"In The Rose, award-winning poet Ariana Reines navigates the intersection of power and surrender. Drawing on the history of 'romance' as the troubadours knew it and the titular flower's ancient allegories for sexuality and mystery, Reines plunges into feminine archetypes to explore masculine pain: 'I have always liked helpless / & terrible men because they break my mind.' In these poems, inherited ideologies of gender performance are replaced with bold vulnerability: paradoxes of power and surrender transmute the speaker's understanding of suffering, desire, and the soul.
The voice in The Rose is wry and bare, approaching the connection between erotic love and spirituality with humor. Investigating war, maternity, violent sensuality, and the role of language in magical acts, Reines is unafraid to uncover the 'secret / & terrible shovelings / Of love,' and the result is a bloody and pulsing, sexy and unabashed bloom."

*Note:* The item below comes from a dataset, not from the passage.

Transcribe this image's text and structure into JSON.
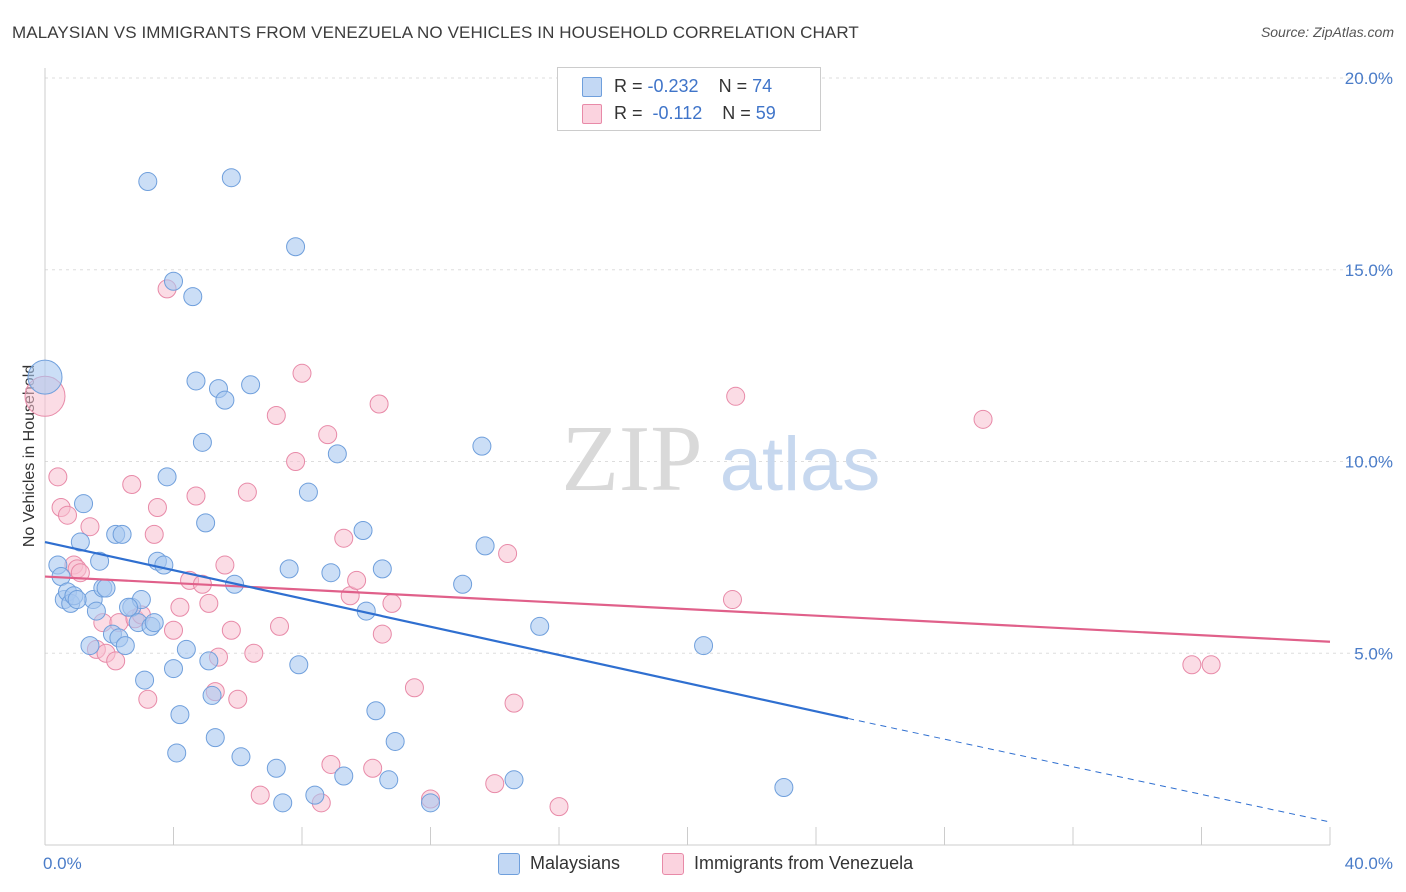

"A Sand Book is a poetry collection in twelve parts, a travel guide that migrates from wildfires to hurricanes, tweety bird to the president, lust to aridity, desertification to prophecy, and mother to daughter. It explores the negative space of what is happening to language and to consciousness in our strange and desperate times. From Hurricane Sandy to the murder of Sandra Bland to the massacre at Sandy Hook, from the sand in the gizzards of birds to the desertified mountains of Haiti, from Attar's 'Conference of the Birds' to Chaucer's 'Parliament of Fowls' to Twitter, A Sand Book is about change and quantification, the relationship between catastrophe and cultural transmission. It moves among houses of worship and grocery stores, flitters between geological upheaval and the weird weather of the Internet. In her long-awaited follow-up to Mercury, Reines has written her most ambitious work to date, but also her most visceral and satisfying."